Könnte das von Thomas Heil angesprochene Mehrzweckfahrzeug auch in Tönisvorst stehen? Holger Behrendt widersprach. Könnten die Rettungsfahrten in St. Tönis nicht auch über eine Wache in Krefeld organisiert werden? Holger Behrendt widersprach. Könnte der am Krankenhaus in St. Tönis platzierte Notarzt die Rettungszeiten im Ort sicherstellen? Holger Behrendt widersprach. Hat er es im Gutachten unterlassen, die Einsätze der Willicher Rettungsfahrzeuge auf den Autobahnen zu berücksichtigen? Holger Behrendt widersprach — räumte allerdings ein, dass die entsprechende Grafik im vorliegenden Papier vergessen wurde. Und auch zur Ratssitzung in der Kulturhalle hatte er sie nicht mitgebracht — was bei Politik und Verwaltung der Stadt Willich nicht besonders gut ankam.

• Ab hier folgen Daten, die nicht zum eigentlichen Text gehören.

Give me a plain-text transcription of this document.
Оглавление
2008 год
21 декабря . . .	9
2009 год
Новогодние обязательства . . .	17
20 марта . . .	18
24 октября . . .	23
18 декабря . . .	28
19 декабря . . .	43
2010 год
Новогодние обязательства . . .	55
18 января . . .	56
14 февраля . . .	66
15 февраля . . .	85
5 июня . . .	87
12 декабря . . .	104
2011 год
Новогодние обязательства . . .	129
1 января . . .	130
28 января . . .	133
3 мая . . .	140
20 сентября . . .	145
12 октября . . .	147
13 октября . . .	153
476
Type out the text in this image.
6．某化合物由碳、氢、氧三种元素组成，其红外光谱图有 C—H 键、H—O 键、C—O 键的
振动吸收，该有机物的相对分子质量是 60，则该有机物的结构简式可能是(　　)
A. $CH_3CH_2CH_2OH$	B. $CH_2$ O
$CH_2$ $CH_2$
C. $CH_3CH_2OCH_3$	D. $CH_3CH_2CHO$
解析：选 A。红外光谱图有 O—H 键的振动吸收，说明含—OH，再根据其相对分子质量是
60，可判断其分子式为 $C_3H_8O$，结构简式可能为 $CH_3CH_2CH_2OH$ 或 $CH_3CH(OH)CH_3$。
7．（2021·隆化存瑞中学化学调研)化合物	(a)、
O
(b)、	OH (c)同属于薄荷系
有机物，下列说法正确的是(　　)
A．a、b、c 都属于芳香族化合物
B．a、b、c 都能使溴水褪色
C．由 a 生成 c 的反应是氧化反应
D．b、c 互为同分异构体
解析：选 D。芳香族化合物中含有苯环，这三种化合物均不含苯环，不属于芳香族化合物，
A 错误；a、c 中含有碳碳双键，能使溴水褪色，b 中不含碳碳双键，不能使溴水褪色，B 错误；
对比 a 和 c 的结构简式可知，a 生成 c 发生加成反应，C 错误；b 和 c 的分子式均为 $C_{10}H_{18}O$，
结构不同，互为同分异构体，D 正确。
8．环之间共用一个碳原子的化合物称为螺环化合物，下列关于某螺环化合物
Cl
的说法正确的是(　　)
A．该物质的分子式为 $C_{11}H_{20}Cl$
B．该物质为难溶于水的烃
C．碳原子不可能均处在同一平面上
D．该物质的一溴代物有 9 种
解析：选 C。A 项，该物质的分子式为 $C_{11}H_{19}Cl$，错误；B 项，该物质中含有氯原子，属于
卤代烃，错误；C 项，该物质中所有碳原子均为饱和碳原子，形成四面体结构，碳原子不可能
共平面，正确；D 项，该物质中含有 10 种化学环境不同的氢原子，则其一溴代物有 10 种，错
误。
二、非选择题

Anders als Thomas Heil, der sich gegen den kürzlich von Kämmerer Willy Kerbusch geäußerten Vorwurf der „Flegelei“ wehrte, sah es die gut vorbereitete Willicher Rettungsdezernentin Brigitte Schwerdtfeger als sinnvoll an, dass sich die Träger aller Rettungswachen mit der Kreisverwaltung gemeinsam an einen Tisch setzen. Laut Heil sind bisher im August drei getrennte Termine vorgesehen. Danach soll der zuständige Fachausschuss des Kreises Viersen tagen. „Wir wollen die Städte nicht gegeneinander ausspielen“, versicherte der Kreisdezernent: „Ich hoffe auf eine einvernehmliche Lösung.“ Ob es dazu kommt, daran hatte nach dem Verlauf dieser Ratssitzung nicht nur Uwe Rieder (CDU) erhebliche Zweifel.